The mushrooming electric-power industry, no less than the holding companies, attracted the fire of the New deal reformers. Within a few decades it had risen from nothingness to a colossus which represented an investment of thirteen billion dollars. A public Utility, it

reached directly and regularly into the pocketbooks of millions of citizens for a vitally needed service. Ardent New Dealers accused it of gouging the public with excessive rates, especially in view of the fact that it owed its success to having secured, often for a song, priceless water-power sites from the public domain. The tempestuous Tennessee River provided the New Deal with a rare opportunity.
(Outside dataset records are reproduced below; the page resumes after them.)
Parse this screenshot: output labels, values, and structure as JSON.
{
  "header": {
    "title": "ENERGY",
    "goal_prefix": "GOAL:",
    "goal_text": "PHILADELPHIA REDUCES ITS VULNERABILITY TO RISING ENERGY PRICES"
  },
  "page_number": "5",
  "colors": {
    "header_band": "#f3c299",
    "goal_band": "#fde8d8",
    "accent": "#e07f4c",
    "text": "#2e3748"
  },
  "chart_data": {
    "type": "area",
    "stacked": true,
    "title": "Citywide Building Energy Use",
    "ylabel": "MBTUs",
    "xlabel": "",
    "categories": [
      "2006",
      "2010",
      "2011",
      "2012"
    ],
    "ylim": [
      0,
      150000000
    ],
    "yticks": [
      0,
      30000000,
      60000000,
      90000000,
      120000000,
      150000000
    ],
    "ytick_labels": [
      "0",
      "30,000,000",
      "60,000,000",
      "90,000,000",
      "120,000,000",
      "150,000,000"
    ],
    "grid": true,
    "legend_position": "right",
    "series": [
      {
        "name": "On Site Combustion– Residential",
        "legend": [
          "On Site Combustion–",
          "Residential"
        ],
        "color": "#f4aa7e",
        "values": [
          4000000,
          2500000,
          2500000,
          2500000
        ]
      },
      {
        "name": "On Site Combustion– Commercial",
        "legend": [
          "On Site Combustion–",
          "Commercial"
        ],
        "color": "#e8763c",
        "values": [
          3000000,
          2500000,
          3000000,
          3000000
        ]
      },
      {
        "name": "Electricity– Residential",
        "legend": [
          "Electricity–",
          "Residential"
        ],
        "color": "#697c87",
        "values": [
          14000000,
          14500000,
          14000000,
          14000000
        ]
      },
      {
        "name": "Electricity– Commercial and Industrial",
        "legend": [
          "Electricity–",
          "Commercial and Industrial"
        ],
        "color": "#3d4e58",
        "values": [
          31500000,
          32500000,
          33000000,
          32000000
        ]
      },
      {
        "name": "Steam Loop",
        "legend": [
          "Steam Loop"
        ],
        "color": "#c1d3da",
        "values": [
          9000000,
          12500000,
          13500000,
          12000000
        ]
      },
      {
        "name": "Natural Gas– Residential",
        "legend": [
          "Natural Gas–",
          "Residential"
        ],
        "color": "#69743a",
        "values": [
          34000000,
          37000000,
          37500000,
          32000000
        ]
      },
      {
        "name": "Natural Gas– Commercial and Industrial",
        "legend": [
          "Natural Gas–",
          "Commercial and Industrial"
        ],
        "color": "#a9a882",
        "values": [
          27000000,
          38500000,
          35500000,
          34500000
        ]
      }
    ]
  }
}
With its tributaries, the river drained a badly eroded area about the size of England, and one containing some 2,500,000 of the most poverty-stricken people in America. The government already owned valuable properties at Muscle Shoals, where it had erected plants for the manufacture of needed nitrates in World War 1. By developing the hydroelectric potential of the entire area, Washington could combine the immediate advantage of putting thousands of men to work with a long term project for reforming the power monopoly.

 

The act creating the Tennessee Valley Authority (TVA) was passed by the Hundred Days Congress. The new agency was determined to discover precisely how much the production and distribution of electricity cost, so that a "yardstick" could be set up to test the fairness of rates charged by private companies. The utility corporations fought back bitterly against this entering wedge of governmental control, and charged that the low cost of TVA power was due to dishonest bookkeeping and the absence of taxes.

 

But the New Dealers shrugged off such outcries, and pointed a prideful finger at the amazing achievements of the TVA. The gigantic project had brought to the area not only full employment and the blessings of cheap electric power, but low-cost housing, abundant cheap nitrates, the restoration of eroded soil, reforestation, improved navigation, and flood control. The rivers ran blue instead of brown; and a once poverty-cursed area was being transformed into one of the most flourishing regions in the country.